Belki de hiç ortak noktamız olmayan, bazı alışkanlıklarını kimi hallerini zaman içinde katlanılmaz bulduğumuz kişilerle bizi bir araya getiren, zayıf düştüğümüz bu zamanlardır.
“Artık biri olsun hayatımda” demek yerine, kendimize sorsak ne aradığımızı, kimi aradığımızı bilsek, belki her şey başka türlü olacak. Geleni değil, kendi seçtiğimizi yaşayacağız. Yaprak gibi savrulmayacağız.
“Hayatımda biri olsa.”
Hayatımızda hep “biri” mi olmak zorunda? Kimse elimizi tutmasa, başımızı omzuna çekip saçlarımızı sevmese, biriyle uyumasak biriyle uyanmasak, kahvaltımızı biriyle etmesek, biri bizi arayıp sormasa ne olur? Dünyanın sonu mu gelir?
Biri gelecek, bizi sevecek ve sevilince her şey çok güzel olacak.
Olacak mı gerçekten?
Sevilmekle yetinecek miyiz? “Hayır, beni şöyle sevsin” demeyecek miyiz? “Beni biraz daha sevsin, daha çok sevsin.”
Tecrübelerimizle sabit. Biri geliyor, bizi seviyor ve her şey çok güzel olmuyor. Hatta bazılarımız için ardı ardına birileri geliyor, bizi seviyor ama bir türlü mutlu olmuyoruz.
Neden?
İhtiyacımız olan bu sorunun cevabını kendi içimizde bulmak.
İhtiyacımız olan “biri” değil, neden bu kadar yalnız hissettiğimizi, neden bunca zayıf düştüğümüzü bilmek.
Sevilmek istiyoruz da acaba biz kendimizi ne kadar seviyoruz? Biri bize değer versin istiyoruz da biz kendimize ne kadar değer veriyoruz? Biri bizi mutlu etsin istiyoruz da biz kendi kendimizi mutlu etmeyi biliyor muyuz? Bunun için hiç değilse gayret ediyor muyuz?
Birini beklememizin, mutlu olmak için birinden medet ummamızın sebebi ne? Aslında kendimizi yeterince sevmememiz, kendimizi değersiz bulmamız, kendi kendimize mutlu olmayı bilmememiz ve bunu öğrenmek de istememiz değil mi?
Hayatımızda “biri” olmadığı için kendimizi “hiçbir şeyimiz yokmuş gibi” hissediyoruz. “Biri” var diye “her şeyimizin olduğunu” düşünüyoruz. O zaman o gittiğinde, bir gün yanımızda olmadığında “hiç” mi olacağız?
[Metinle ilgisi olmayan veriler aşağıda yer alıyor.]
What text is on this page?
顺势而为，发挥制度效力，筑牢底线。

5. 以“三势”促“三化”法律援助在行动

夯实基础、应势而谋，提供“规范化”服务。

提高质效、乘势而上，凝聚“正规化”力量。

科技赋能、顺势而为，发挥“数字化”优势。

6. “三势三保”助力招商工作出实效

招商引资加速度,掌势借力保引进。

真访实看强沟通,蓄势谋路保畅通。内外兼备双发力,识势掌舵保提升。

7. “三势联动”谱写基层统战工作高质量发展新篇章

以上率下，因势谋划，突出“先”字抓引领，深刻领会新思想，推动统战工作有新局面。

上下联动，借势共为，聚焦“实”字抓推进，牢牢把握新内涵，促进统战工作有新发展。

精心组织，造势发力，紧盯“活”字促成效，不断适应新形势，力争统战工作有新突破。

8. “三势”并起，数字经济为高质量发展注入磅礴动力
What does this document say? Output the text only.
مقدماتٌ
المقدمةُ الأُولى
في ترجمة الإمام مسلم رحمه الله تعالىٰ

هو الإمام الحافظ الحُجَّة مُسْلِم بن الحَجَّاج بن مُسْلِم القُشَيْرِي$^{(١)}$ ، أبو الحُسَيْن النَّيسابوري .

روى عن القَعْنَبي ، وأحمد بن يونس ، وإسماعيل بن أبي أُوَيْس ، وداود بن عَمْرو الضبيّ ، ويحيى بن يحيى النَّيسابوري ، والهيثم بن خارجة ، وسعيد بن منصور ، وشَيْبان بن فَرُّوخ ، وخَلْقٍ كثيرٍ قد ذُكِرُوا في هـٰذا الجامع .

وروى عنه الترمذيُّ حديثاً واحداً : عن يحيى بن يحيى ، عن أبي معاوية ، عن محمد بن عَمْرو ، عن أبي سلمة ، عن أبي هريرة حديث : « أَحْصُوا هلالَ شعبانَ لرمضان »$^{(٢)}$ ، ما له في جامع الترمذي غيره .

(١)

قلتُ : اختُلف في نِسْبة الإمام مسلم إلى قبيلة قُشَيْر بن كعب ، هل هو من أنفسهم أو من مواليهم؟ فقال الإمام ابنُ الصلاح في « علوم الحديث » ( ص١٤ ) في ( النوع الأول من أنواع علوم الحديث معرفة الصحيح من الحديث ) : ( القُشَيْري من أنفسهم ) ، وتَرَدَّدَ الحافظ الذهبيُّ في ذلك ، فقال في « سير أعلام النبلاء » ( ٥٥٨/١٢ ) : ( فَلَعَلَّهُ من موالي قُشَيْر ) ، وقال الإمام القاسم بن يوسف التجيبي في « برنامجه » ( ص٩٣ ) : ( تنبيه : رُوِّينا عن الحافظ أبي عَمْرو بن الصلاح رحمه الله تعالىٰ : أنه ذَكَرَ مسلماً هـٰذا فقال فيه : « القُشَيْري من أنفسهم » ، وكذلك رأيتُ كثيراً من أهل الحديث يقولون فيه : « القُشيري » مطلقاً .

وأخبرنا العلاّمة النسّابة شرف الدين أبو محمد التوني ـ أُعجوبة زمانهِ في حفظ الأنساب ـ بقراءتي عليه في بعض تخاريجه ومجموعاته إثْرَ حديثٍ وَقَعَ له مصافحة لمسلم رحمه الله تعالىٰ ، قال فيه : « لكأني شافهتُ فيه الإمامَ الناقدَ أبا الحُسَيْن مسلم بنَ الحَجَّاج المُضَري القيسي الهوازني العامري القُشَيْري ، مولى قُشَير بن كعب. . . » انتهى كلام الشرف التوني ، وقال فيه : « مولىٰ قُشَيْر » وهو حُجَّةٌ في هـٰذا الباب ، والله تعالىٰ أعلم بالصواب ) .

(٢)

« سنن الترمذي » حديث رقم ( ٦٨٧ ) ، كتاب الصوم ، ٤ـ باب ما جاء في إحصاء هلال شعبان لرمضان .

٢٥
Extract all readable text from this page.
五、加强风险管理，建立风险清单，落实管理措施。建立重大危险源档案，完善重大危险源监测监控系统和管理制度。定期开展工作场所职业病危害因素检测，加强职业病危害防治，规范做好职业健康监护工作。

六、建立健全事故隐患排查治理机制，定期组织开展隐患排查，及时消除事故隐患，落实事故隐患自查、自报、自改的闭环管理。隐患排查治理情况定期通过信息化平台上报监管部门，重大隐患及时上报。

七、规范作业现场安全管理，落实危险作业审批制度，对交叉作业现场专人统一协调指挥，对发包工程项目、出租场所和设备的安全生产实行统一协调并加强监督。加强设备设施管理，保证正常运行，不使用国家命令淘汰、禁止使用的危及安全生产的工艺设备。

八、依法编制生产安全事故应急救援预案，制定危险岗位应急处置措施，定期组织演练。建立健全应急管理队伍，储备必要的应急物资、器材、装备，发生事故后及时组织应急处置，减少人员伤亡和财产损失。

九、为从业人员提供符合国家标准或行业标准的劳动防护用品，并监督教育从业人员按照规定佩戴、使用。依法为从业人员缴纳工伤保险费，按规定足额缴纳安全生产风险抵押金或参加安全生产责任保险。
Varlığımızın şu dünya üzerinde hiçbir anlamı yok mu?
Biz kendimize yetmeyi, kendimizi sevmeyi, kendimize değer vermeyi, hayatın bize bahşettikleriyle mutlu olmayı öğrenmedikçe, mutluluğu hep kendi dışımızda aradıkça kimseyle mutlu olabilir miyiz?
Tek öğrenmemiz gereken, yalnızlık hissinin yetersizlik hissinden geldiği ve kendimize yetemedikçe yakamızı bırakmayacağı.
Kendimize nasıl yeteriz?
Eğer hayatta bizi heyecanlandıran amaçlarımız, hırstan değil sevgiden beslenen uğraşlarımız olursa, sahip olduklarımızın farkına varırsak ve onlarla samimiyetle mutlu olmayı bilirsek kendimize yeteriz ve “biri” gelsin diye gözlerimiz yolda beklemeyiz.
O zaman “biri” zaten kendiliğinden gelir. Çünkü kendine yeten insan huzur yayar ve herkesin ihtiyacı olan da bu huzurdur.